Rogers e colleghi (2021) hanno svolto una ricerca per comprendere se alcune caratteristiche del pensiero ruminativo (come frequenza, durata, controllo percepito e contenuto) siano correlate ad un incremento di ideazioni, piani e tentativi di suicidio. Il campione era composto da un totale di 548 partecipanti: il 39,4% riportava di aver avuto delle ideazioni suicidarie nel corso della vita, il 15,7% riportava di aver avuto dei piani e il 12,6% riferiva di aver messo in atto dei veri e propri tentativi di suicidio. La Beck Scale for Suicide Ideation (Beck & Steer, 1991) evidenziava come circa due quarti del campione (26,6%) mostrasse la presenza di ideazioni suicidarie ricorrenti. Oltre alla scala per valutare l’ideazione suicidaria, sono state poste delle domande per indagare il contenuto ruminativo (“Quali sono le cose successe in passato che creano preoccupazione o su cui rumini?”), la controllabilità percepita (“Quanto spesso senti che la tua ruminazione su eventi passati sia difficile da controllare?”), la durata (“Quanto tempo spendi a ruminare su eventi successi in passato?”) e la frequenza (“Quanto spesso ti preoccupi o rumini su eventi accaduti in passato?”).
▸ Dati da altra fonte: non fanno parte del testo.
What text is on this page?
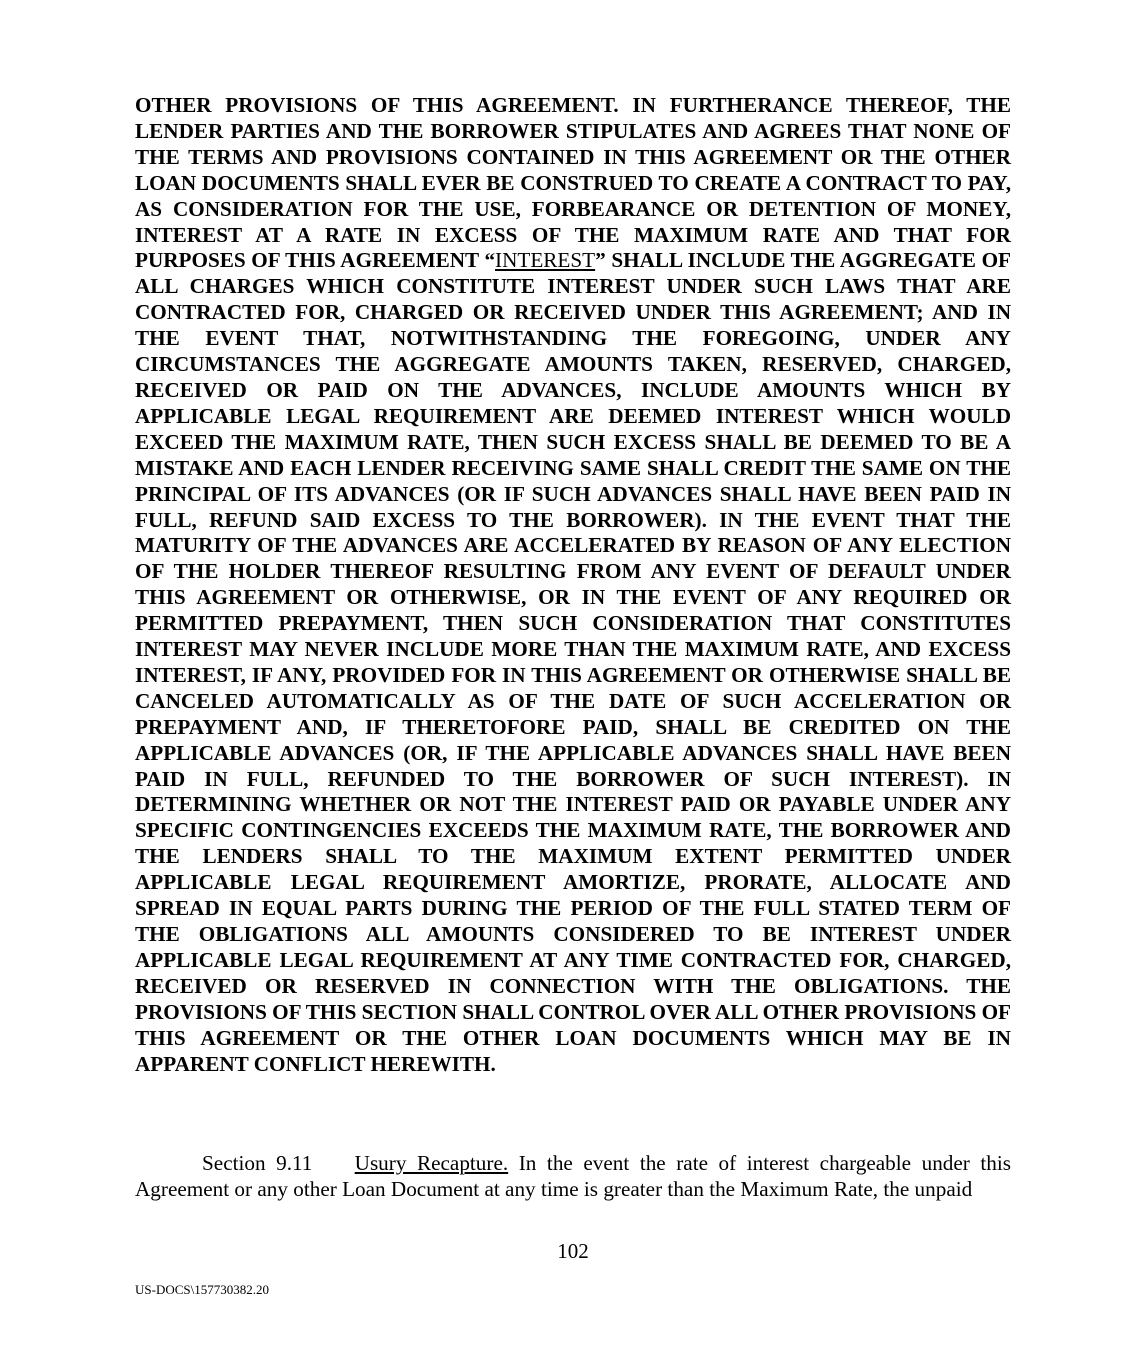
OTHER PROVISIONS OF THIS AGREEMENT. IN FURTHERANCE THEREOF, THE LENDER PARTIES AND THE BORROWER STIPULATES AND AGREES THAT NONE OF THE TERMS AND PROVISIONS CONTAINED IN THIS AGREEMENT OR THE OTHER LOAN DOCUMENTS SHALL EVER BE CONSTRUED TO CREATE A CONTRACT TO PAY, AS CONSIDERATION FOR THE USE, FORBEARANCE OR DETENTION OF MONEY, INTEREST AT A RATE IN EXCESS OF THE MAXIMUM RATE AND THAT FOR PURPOSES OF THIS AGREEMENT “INTEREST” SHALL INCLUDE THE AGGREGATE OF ALL CHARGES WHICH CONSTITUTE INTEREST UNDER SUCH LAWS THAT ARE CONTRACTED FOR, CHARGED OR RECEIVED UNDER THIS AGREEMENT; AND IN THE EVENT THAT, NOTWITHSTANDING THE FOREGOING, UNDER ANY CIRCUMSTANCES THE AGGREGATE AMOUNTS TAKEN, RESERVED, CHARGED, RECEIVED OR PAID ON THE ADVANCES, INCLUDE AMOUNTS WHICH BY APPLICABLE LEGAL REQUIREMENT ARE DEEMED INTEREST WHICH WOULD EXCEED THE MAXIMUM RATE, THEN SUCH EXCESS SHALL BE DEEMED TO BE A MISTAKE AND EACH LENDER RECEIVING SAME SHALL CREDIT THE SAME ON THE PRINCIPAL OF ITS ADVANCES (OR IF SUCH ADVANCES SHALL HAVE BEEN PAID IN FULL, REFUND SAID EXCESS TO THE BORROWER). IN THE EVENT THAT THE MATURITY OF THE ADVANCES ARE ACCELERATED BY REASON OF ANY ELECTION OF THE HOLDER THEREOF RESULTING FROM ANY EVENT OF DEFAULT UNDER THIS AGREEMENT OR OTHERWISE, OR IN THE EVENT OF ANY REQUIRED OR PERMITTED PREPAYMENT, THEN SUCH CONSIDERATION THAT CONSTITUTES INTEREST MAY NEVER INCLUDE MORE THAN THE MAXIMUM RATE, AND EXCESS INTEREST, IF ANY, PROVIDED FOR IN THIS AGREEMENT OR OTHERWISE SHALL BE CANCELED AUTOMATICALLY AS OF THE DATE OF SUCH ACCELERATION OR PREPAYMENT AND, IF THERETOFORE PAID, SHALL BE CREDITED ON THE APPLICABLE ADVANCES (OR, IF THE APPLICABLE ADVANCES SHALL HAVE BEEN PAID IN FULL, REFUNDED TO THE BORROWER OF SUCH INTEREST). IN DETERMINING WHETHER OR NOT THE INTEREST PAID OR PAYABLE UNDER ANY SPECIFIC CONTINGENCIES EXCEEDS THE MAXIMUM RATE, THE BORROWER AND THE LENDERS SHALL TO THE MAXIMUM EXTENT PERMITTED UNDER APPLICABLE LEGAL REQUIREMENT AMORTIZE, PRORATE, ALLOCATE AND SPREAD IN EQUAL PARTS DURING THE PERIOD OF THE FULL STATED TERM OF THE OBLIGATIONS ALL AMOUNTS CONSIDERED TO BE INTEREST UNDER APPLICABLE LEGAL REQUIREMENT AT ANY TIME CONTRACTED FOR, CHARGED, RECEIVED OR RESERVED IN CONNECTION WITH THE OBLIGATIONS. THE PROVISIONS OF THIS SECTION SHALL CONTROL OVER ALL OTHER PROVISIONS OF THIS AGREEMENT OR THE OTHER LOAN DOCUMENTS WHICH MAY BE IN APPARENT CONFLICT HEREWITH.

Section 9.11 Usury Recapture. In the event the rate of interest chargeable under this Agreement or any other Loan Document at any time is greater than the Maximum Rate, the unpaid

102
US-DOCS\157730382.20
La Lifetime Suicide Plans/Attempts è stata somministrata per verificare la presenza di piani e tentativi di suicidio, mentre il Penn State Worry Questionnaire (PSWQ; Meyer et al., 1990) per misurare la gravità del rimuginio e della preoccupazione generale. I risultati ottenuti hanno messo in luce una correlazione significativa tra tutte le variabili tranne qualche eccezione: la durata della ruminazione non era significativamente correlata ai tentativi di suicidio durante l’arco della vita, il contenuto ruminativo riguardo alla salute non era correlato ai piani o ai tentativi di suicidio, e il contenuto ruminativo sugli sforzi quotidiani non era correlato all’ideazione suicidaria attuale e ai piani o ai tentativi durante il corso della vita (Rogers et al., 2021).
Dato che la controllabilità percepita è associata all’ideazione suicidaria, ai piani e ai tentativi di suicidio durante il corso della vita, tale elemento potrebbe essere un fattore chiave di rischio lungo un continuum suicidario. Per validare quest’ipotesi, gli autori suggeriscono di replicare lo studio in futuro, utilizzando disegni longitudinali e una varietà di metodologie su popolazioni diverse (Rogers et al., 2021).